Я очнулся. БТРы не исчезли, они оказались реальностью. Что за чёрт! Откуда в российской глубинке бронетехника? Да ещё на обычной гражданской автотрассе!

И тут вагон сильно тряхнуло, я едва не слетел со своей полки и лишь чудом удержался. Внизу, на столике, со звоном посыпались бутылки старого хохла. В коридоре кто-то истошно закричал.

Поезд резко тормозил.

3.

Я спрыгнул вниз. Хохол испуганно смотрел на меня.

– Что стряслось? – почему-то шёпотом спросил он.

– А хрен его знает!

Я выскочил в коридор. Состав к тому времени уже окончательно остановился. Из купе высовывались перепуганные люди, кто-то плакал, кто-то матерился, кто-то гневно возмущался беспределом на российских железных дорогах. Никто ничего не мог понять. Бледная, с круглыми от страха глазами, молоденькая проводница пыталась успокоить пассажиров, но у неё это плохо получалось – её саму надо было успокаивать. Я вернулся в купе.

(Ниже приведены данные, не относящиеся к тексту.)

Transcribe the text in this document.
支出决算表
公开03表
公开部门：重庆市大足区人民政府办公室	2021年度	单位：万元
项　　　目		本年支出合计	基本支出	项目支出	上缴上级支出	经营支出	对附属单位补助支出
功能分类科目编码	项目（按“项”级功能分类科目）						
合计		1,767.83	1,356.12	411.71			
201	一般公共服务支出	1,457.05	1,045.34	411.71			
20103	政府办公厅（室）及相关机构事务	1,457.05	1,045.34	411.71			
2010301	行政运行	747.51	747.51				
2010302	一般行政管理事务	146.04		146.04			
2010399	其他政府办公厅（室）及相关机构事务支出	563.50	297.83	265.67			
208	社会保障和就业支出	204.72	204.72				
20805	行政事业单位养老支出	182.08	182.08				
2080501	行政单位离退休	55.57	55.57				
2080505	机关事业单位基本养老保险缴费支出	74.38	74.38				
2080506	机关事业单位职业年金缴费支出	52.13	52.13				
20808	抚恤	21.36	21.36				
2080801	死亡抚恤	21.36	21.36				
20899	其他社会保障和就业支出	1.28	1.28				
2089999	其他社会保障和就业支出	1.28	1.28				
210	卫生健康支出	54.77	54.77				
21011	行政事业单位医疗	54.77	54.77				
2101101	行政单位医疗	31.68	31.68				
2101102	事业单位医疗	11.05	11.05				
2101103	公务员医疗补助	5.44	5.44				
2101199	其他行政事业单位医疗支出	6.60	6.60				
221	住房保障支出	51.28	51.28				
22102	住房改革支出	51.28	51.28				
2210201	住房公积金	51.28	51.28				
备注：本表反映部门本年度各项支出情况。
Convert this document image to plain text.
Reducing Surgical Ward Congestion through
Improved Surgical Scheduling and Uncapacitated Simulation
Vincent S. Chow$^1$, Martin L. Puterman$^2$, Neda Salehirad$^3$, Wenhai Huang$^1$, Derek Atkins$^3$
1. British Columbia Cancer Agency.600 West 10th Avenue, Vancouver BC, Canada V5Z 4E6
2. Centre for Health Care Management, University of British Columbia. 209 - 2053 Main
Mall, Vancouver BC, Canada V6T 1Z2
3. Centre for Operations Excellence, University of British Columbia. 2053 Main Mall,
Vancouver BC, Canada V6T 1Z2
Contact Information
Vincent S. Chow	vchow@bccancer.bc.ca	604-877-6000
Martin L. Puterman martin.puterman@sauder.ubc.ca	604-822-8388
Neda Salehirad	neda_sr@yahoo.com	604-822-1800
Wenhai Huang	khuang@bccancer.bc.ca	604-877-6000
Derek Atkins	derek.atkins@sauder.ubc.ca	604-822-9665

Поезд стоял. На шоссе, метрах в двадцати от полотна, замерли три БТРа с направленными на нас пулемётами. Человек пятнадцать в камуфляже и с чёрными масками на лицах рассредоточились вдоль состава и держали поезд под прицелом АКМов. Сектор обзора был слишком мал, чтобы я мог реально оценить всю ситуацию, однако и увиденного было достаточно, чтобы понять: поезд захвачен террористами.

Я высунул голову в коридор. По другую сторону состава также протянулась цепь людей в масках. Выходы из вагонов были блокированы. Я вернулся в купе и снова прильнул к оконному стеклу.

На дороге показался чёрный джип. Скрипнув тормозами, автомобиль остановился у второго «бэтээра», из него вышли двое. Тоже в камуфляже и в масках. У одного в руке была рация, он то и дело выходил на связь и отдавал какие-то распоряжения. Видимо, это был их главарь. Может быть, мне показалось, но на голове его я различил что-то вроде повязки. Зелёного цвета. А это значит, что мы оказались в дерьме по самые уши.